Le cœur du système : L'Ordonnance sur les Stablecoins
C'est la première pierre angulaire posée concrètement en 2025. Avant cette date, le marché des stablecoins fonctionnait dans une zone grise. Maintenant, tout est clair. Si vous émettez un token dont la valeur est liée à une devise réelle (un "fiat-referenced stablecoin"), vous devez obtenir une licence.
L'ordonnance définit précisément ce qu'est un stablecoin :
- Une représentation numérique sécurisée cryptographiquement.
- Utilisée comme moyen d'échange accepté par le public.
- Capable d'être transférée électroniquement via un registre distribué (blockchain).
- Qui prétend maintenir une valeur stable par rapport à des actifs sous-jacents.

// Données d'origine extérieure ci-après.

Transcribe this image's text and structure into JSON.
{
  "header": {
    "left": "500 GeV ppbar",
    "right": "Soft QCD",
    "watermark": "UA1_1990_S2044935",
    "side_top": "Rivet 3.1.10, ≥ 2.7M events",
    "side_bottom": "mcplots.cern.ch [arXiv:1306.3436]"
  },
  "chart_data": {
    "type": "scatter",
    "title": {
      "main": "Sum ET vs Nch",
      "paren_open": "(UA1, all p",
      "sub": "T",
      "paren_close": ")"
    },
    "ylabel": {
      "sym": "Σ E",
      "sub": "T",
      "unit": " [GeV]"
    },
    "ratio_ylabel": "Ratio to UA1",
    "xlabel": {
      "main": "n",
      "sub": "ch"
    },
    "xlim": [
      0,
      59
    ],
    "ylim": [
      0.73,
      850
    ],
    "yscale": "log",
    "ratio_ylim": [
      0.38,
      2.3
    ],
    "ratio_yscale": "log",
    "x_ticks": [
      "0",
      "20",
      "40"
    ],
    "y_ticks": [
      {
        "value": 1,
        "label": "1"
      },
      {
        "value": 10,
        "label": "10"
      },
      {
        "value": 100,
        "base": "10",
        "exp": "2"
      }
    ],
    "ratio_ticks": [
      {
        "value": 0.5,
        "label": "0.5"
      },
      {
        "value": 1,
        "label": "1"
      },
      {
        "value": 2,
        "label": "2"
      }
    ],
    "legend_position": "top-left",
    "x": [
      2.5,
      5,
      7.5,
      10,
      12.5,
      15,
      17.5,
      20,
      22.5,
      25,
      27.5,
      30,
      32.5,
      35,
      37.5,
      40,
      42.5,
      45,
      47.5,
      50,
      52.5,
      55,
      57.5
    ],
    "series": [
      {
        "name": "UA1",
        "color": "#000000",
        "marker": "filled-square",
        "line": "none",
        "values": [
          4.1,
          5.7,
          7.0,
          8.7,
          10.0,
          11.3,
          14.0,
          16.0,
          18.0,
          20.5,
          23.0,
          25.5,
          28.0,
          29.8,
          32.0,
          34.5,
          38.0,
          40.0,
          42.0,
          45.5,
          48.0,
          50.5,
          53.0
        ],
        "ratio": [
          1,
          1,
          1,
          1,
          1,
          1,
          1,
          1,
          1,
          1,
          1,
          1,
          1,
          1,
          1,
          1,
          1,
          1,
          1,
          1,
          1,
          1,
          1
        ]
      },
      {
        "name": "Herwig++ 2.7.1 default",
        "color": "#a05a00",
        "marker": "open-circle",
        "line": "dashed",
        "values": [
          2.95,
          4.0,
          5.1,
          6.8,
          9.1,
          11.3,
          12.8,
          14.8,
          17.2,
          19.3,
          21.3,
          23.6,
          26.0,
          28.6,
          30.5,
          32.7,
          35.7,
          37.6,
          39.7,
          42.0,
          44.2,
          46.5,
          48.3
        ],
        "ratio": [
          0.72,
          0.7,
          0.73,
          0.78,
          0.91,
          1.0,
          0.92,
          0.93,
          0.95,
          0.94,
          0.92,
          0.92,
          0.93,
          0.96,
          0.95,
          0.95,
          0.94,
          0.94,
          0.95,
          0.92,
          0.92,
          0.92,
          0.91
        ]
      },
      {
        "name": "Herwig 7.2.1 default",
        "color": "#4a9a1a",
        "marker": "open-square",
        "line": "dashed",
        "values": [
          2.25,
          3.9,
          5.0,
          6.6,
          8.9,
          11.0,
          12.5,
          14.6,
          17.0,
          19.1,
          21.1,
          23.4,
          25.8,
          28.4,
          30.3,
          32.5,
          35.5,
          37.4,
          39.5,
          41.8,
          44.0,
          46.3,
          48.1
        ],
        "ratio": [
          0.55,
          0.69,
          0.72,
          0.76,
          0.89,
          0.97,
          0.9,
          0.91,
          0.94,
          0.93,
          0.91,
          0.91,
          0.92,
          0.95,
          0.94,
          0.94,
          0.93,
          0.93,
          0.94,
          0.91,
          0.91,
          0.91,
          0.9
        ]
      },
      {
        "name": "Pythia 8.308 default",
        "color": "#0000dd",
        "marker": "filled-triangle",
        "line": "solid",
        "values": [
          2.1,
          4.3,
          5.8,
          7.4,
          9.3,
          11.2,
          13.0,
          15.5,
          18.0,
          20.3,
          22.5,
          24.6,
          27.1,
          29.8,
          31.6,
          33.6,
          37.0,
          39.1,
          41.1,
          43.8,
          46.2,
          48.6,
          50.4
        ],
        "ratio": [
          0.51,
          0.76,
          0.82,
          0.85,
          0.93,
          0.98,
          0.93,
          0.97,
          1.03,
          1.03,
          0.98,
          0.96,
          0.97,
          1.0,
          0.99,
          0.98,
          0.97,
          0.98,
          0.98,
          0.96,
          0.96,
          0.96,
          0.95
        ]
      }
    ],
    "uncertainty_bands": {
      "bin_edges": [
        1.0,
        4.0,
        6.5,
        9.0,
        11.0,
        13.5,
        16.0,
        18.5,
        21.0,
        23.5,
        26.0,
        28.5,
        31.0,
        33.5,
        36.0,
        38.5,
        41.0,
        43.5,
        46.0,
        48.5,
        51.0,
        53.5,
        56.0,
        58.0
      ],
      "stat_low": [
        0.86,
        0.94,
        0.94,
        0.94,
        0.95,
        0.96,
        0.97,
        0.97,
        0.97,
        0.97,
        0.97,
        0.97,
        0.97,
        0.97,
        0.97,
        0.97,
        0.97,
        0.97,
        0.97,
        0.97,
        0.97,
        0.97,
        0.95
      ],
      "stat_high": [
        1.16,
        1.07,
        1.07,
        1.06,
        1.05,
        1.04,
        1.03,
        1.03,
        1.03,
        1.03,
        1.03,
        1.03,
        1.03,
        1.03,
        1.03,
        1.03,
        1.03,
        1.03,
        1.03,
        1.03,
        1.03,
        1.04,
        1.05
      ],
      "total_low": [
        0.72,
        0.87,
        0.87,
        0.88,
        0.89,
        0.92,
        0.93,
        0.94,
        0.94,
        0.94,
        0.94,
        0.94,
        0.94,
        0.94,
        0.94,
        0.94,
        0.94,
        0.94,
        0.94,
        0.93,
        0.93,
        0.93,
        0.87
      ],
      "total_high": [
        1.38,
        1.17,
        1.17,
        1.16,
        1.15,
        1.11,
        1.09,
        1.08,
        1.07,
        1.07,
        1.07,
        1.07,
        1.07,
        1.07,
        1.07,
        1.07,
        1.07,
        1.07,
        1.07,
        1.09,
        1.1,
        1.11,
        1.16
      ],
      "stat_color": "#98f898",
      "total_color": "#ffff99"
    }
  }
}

Notez bien les exclusions. Cette loi ne s'applique pas aux tokens de sécurité, aux dépôts bancaires classiques, ni aux monnaies numériques des banques centrales (CBDC). Cela évite les conflits de juridiction. Mais pour les émetteurs de stablecoins grand public, comme USDT ou USDC si ils opèrent localement, la barre est haute. Ils doivent prouver la solidité de leurs réserves et respecter des normes de transparence rigoureuses.
Deux régulateurs, une même mission : SFC et HKMA
Contrairement aux États-Unis où la fragmentation entre la SEC, la CFTC et les régulateurs d'État crée souvent de la confusion, Hong Kong a choisi une approche coordonnée. C'est ce qu'on appelle le modèle à double régulateur.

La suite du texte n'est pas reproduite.